Around your bird feeder, in the shrubs, or overhead in the sky you can hear birds making sounds all through the year, but during courtship and nesting in the spring oral communications between birds are much more obvious and frequent. Briefly, songs are complex sounds typically used during breeding season to attract mates and defend territories. Calls are simple sounds usually meant to convey a bit of information as to the location of a bird, to keep a flock together, to sound an alarm, etc. – like the sounds flocks of migrating geese make or the chattering around the bird feeder. Songs are only produced by birds classified as songbirds – slightly over 50% of all the birds in the world, but all of them do not produce what we would consider songs – jays and crows, for example.

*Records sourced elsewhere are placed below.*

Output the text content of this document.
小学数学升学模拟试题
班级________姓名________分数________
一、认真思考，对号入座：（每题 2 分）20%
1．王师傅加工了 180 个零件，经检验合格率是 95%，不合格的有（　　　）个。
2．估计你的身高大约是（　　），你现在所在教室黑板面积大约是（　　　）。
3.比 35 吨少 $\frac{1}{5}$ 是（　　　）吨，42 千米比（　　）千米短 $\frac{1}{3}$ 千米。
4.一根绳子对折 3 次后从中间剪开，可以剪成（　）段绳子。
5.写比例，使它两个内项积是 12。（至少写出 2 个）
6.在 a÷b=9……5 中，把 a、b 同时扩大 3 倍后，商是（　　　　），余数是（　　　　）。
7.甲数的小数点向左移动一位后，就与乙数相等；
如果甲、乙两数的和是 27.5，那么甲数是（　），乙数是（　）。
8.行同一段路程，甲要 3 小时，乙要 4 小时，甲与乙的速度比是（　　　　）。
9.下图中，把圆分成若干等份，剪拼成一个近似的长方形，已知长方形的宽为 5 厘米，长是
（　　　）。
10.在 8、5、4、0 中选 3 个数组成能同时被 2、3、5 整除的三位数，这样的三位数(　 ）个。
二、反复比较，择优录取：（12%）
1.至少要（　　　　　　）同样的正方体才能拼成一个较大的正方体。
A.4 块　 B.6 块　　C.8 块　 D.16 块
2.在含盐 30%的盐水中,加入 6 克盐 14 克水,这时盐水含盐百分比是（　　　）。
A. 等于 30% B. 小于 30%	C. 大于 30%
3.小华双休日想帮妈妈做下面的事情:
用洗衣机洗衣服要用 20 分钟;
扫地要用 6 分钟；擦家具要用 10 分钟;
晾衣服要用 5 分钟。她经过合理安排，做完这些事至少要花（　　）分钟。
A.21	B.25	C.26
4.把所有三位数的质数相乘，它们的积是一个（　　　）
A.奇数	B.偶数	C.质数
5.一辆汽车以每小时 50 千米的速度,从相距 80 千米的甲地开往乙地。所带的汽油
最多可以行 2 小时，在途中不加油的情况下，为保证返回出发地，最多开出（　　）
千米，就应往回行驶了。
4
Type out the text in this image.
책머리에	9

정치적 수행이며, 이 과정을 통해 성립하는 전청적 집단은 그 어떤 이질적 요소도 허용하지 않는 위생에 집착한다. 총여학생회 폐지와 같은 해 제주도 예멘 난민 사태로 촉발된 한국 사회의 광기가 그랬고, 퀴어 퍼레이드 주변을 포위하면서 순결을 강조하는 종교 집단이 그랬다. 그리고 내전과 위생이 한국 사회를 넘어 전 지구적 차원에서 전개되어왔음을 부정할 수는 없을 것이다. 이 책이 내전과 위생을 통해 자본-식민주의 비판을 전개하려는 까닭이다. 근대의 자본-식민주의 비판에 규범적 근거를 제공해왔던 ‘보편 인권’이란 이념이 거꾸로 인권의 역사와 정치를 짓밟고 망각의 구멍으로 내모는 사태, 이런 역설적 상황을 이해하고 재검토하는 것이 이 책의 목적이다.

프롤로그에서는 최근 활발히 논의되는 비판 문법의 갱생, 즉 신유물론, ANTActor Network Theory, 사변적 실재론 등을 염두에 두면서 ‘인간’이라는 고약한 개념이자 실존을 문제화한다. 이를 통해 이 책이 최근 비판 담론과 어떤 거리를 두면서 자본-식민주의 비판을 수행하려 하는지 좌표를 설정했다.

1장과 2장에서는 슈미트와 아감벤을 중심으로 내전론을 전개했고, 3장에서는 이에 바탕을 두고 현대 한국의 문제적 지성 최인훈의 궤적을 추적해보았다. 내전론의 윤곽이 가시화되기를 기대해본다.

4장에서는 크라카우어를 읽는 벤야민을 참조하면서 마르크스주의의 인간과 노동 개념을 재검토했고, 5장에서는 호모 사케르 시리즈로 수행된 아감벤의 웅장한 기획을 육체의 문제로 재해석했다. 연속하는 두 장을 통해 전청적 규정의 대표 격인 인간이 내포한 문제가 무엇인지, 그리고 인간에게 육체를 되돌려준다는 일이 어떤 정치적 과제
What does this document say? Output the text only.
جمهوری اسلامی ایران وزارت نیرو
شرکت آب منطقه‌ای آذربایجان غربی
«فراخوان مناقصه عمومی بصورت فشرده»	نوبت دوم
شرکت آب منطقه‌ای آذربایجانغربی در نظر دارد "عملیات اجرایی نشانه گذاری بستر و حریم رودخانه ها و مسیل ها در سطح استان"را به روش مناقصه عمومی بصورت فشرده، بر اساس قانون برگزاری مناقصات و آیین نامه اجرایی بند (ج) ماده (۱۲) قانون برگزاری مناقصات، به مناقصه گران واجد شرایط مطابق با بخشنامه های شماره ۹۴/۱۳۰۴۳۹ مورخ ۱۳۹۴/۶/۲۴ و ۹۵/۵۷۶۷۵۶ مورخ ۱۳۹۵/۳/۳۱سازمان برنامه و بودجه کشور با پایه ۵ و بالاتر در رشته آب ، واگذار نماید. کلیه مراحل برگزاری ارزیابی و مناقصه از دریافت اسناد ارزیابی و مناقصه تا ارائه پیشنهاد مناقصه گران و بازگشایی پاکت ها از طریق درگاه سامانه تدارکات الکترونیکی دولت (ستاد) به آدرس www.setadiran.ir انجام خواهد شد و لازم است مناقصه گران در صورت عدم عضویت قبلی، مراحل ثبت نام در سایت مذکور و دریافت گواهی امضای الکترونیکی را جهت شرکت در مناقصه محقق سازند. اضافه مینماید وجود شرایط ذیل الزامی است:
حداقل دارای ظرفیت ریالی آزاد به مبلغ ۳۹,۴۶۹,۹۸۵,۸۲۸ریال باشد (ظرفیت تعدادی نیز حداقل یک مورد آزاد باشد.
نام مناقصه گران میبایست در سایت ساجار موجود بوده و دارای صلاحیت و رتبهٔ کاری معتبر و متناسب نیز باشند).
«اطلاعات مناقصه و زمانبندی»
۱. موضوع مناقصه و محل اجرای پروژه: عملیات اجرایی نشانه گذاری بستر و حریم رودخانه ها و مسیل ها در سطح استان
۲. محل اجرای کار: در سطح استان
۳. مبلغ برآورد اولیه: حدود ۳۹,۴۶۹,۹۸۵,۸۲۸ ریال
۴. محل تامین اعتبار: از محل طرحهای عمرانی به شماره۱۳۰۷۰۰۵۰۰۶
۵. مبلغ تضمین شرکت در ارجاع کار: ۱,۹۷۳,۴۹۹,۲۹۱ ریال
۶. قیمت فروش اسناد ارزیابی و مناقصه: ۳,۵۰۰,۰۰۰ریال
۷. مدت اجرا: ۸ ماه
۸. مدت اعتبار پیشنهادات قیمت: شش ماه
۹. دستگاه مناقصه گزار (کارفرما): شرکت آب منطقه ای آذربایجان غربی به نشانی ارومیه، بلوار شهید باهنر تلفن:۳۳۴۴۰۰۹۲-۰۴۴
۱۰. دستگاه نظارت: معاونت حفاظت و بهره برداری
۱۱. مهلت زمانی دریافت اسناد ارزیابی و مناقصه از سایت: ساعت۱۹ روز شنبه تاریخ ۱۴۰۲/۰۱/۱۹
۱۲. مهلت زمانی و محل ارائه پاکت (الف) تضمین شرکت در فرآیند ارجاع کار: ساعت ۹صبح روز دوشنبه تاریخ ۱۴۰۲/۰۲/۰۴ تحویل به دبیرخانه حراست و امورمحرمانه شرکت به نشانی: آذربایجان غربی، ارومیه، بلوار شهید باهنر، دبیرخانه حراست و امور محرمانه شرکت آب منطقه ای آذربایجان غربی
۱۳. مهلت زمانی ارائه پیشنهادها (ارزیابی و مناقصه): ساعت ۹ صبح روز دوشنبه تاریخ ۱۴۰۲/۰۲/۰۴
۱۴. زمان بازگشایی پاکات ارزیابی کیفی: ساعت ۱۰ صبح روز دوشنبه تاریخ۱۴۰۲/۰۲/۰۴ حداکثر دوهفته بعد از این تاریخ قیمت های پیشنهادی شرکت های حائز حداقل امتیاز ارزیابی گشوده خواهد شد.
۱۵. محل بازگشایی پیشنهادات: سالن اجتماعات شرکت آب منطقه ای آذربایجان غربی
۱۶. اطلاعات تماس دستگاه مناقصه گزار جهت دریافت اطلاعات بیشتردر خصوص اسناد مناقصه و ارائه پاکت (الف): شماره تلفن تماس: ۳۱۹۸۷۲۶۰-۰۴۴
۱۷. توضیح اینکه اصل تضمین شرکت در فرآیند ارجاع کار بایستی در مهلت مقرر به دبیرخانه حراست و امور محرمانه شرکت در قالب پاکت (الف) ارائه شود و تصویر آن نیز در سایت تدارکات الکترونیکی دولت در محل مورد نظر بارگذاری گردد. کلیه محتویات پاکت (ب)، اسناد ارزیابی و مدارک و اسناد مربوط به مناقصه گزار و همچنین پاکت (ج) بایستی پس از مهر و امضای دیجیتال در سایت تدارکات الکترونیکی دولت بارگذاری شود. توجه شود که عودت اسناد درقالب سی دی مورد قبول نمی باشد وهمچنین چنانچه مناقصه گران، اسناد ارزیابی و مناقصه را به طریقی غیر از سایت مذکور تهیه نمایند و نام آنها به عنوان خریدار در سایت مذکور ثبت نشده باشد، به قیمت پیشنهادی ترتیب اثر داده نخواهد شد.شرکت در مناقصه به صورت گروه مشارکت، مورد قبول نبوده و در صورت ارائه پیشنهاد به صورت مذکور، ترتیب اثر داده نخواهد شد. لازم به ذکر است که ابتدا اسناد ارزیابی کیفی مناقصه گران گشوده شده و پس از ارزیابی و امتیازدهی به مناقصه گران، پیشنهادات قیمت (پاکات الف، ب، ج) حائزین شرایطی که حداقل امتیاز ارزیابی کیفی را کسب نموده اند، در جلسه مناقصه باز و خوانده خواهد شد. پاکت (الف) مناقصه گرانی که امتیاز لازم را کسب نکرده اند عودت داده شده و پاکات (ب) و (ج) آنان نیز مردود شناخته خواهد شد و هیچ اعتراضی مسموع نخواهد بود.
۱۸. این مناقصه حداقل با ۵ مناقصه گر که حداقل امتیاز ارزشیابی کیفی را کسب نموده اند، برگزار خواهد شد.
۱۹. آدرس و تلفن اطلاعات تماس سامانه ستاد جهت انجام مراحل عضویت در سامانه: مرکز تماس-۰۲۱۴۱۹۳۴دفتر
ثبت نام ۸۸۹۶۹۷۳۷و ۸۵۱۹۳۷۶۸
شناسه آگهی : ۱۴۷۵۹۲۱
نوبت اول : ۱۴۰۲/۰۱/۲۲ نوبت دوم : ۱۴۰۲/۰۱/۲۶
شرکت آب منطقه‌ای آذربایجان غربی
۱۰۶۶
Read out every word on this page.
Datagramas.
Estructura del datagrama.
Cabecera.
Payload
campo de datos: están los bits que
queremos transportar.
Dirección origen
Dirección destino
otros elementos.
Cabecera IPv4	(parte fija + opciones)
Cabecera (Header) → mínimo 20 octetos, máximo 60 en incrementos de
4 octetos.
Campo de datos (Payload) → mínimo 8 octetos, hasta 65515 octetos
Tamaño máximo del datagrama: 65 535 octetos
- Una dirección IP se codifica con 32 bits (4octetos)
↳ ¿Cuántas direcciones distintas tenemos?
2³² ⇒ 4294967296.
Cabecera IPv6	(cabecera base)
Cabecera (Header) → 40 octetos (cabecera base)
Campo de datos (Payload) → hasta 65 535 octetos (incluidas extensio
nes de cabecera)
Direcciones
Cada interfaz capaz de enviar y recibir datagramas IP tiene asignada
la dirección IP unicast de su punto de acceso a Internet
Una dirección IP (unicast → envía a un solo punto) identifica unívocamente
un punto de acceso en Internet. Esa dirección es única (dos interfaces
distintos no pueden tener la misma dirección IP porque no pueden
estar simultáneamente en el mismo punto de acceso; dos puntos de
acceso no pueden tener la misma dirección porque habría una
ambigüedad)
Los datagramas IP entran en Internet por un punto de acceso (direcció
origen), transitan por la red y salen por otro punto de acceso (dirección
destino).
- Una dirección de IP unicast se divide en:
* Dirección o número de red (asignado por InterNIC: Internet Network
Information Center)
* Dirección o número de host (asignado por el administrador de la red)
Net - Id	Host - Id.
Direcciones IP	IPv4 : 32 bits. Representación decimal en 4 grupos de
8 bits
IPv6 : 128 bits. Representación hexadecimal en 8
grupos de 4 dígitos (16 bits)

It takes a bit of practice to learn to identify species by their songs or calls and it’s best to learn from someone who knows them. You can also go to ornitholo.wpenginepowered.com/songscalls.html for links to various sources of bird songs on the web. Or go to a website that provides a lot of vocalizations, like Bird-sounds.net. which has sounds of birds from the U.S. and Canada. Or for sounds from birds across the world, go to xeno-canto. One caveat; whether you try to learn songs from these sites, from tapes or cds, be aware that birds have accents, just like people. Different populations of songbirds often differ, sometimes considerably, in their songs. Song Sparrows from the east coast may sound different than those on the west. So it’s really best to learn songs in the field in your area. As I have mentioned, the Merlin app is a terrific way to identify and learn songs.

The late Luis Baptista, a fellow ornithologist and overall nice guy, worked at the Cal Academy of Sciences and studied White-crowned Sparrow songs so intensely that he could recognize individual birds by their song, like we recognize our friends’ voices.

Some philosophers and naturalists disagree, but our avian friends, unlike us, do not sing for enjoyment. Singing functions in courtship, nesting, and raising young, all necessary for survival of the species – passing genes to the next generation. But it is also dangerous – singing attracts attention and competitors and predators as well. Only males typically sing and usually males are attractively colored. Females rarely sing and are usually dull colored. Singing also only occurs in the breeding season. If singing were actually an expression of joy, both males and females would do it all year around. It may be a nice thought that the robin warbling his melodious song is expressing his happiness, but it just isn’t true.

Bird song is partly genetic and partly learned. Experiments have shown that young birds, isolated from their parents, sing a song, but it’s only partly accurate. Young birds have to learn the full song by listening to their parents the spring following the year they were hatched.